Whooping cough is, if you want to get technical, caused by B. Pertussis, fastidious gram-negative coccobacillus. In real life terms, it is a pathogen that produces toxins that damage the epithelial cells of respiratory tract and causes severe coughing. This doesn't sound that bad, but, especially in infants and children under 2, that coughing causes a lack of oxygen to the brain, which in turn causes the brain cells to die, causing brain damage. In classic pertussis, the coughing lasts longer than three weeks, and residual coughing can last for months. In 2000-2004, there were 6,114 children under twelve months old hospitalized with clinically confirmed pertussis. Out of that number, 5, 454 had apnea--periods where they stopped breathing. 1,063 had pneumonia, 146 had seizures, and 92 babies died of whooping cough.

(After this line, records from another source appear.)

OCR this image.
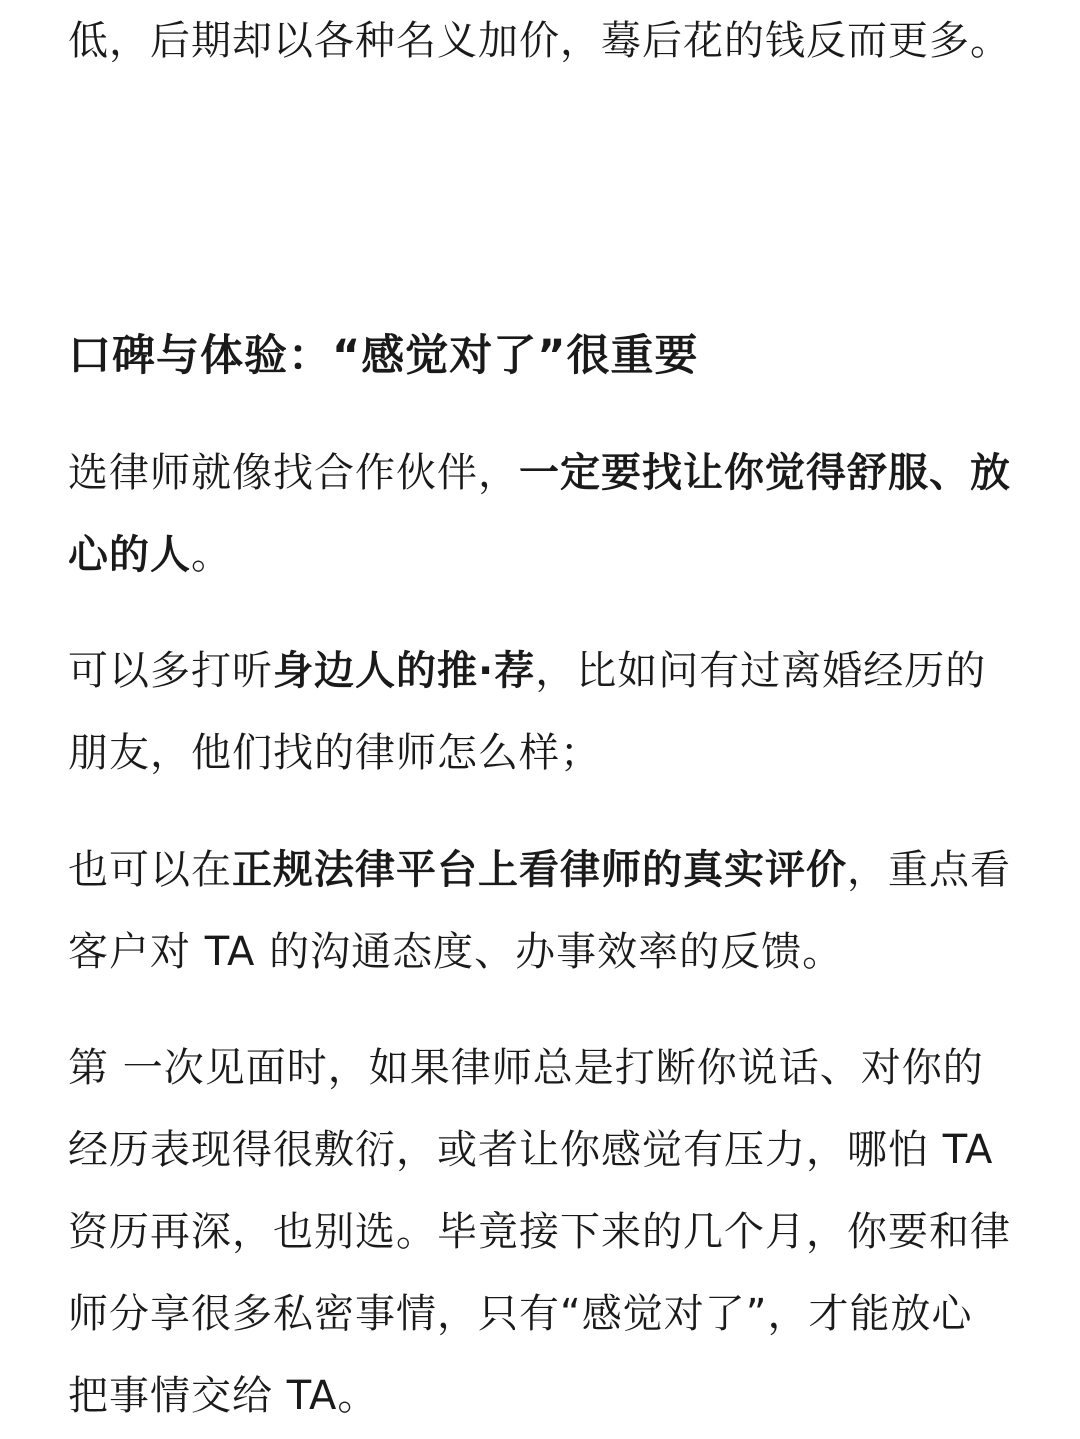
低，后期却以各种名义加价，蓦后花的钱反而更多。

口碑与体验：“感觉对了”很重要

选律师就像找合作伙伴，一定要找让你觉得舒服、放心的人。

可以多打听身边人的推·荐，比如问有过离婚经历的朋友，他们找的律师怎么样；

也可以在正规法律平台上看律师的真实评价，重点看客户对 TA 的沟通态度、办事效率的反馈。

第 一次见面时，如果律师总是打断你说话、对你的经历表现得很敷衍，或者让你感觉有压力，哪怕 TA 资历再深，也别选。毕竟接下来的几个月，你要和律师分享很多私密事情，只有“感觉对了”，才能放心把事情交给 TA。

The greatest complications in adults, who usually don't see brain damage, is 5% suffer pneumonia and 4% have rib fractures from the coughing. (http://www.cdc.gov/mmwr/preview/mmwrhtml/rr5517a1.htm#tab2) The biggest issue with adults having pertussis, though, is that it can be passed on to infants.
There are two reasons for the pertussis comeback: number one, researchers have found that the efficacy of the pertussis vaccine begins to wear off after around 10 years. Basically, the body begins to forget those antigens. This is why you may see commercials on the adult pertussis booster--it isn't a real issue for adults, other than an inconvenience, but it can be deadly when transmitted to an infant. This is why I got my pertussis booster last year; it isn't something I am overly concerned about dealing with myself, but I would be horrified if I passed it onto my son.
The other reason there are more pertussis cases is simply because there are fewer people getting vaccinated, something that we'll look at later this week.
Now why did my family get whooping cough? Especially when some of my sisters had vaccines that shouldn't have started to wear off yet?
Most likely, they didn't have actual pertussis. At least not B. Pertussis. There are other diseases that are in the pertussis family, but that the vaccine does not cover. These are usually less severe and do not lead to the major complications that the actual B. Pertussis does. Especially one pathogen called B. Parapertussis presents clinically similar to the deadly pertussis pathogen, but the symptoms are less severe.
Later on this week we'll look at the beginnings of the anti-vaccine movement, which actually began with the pertussis vaccine.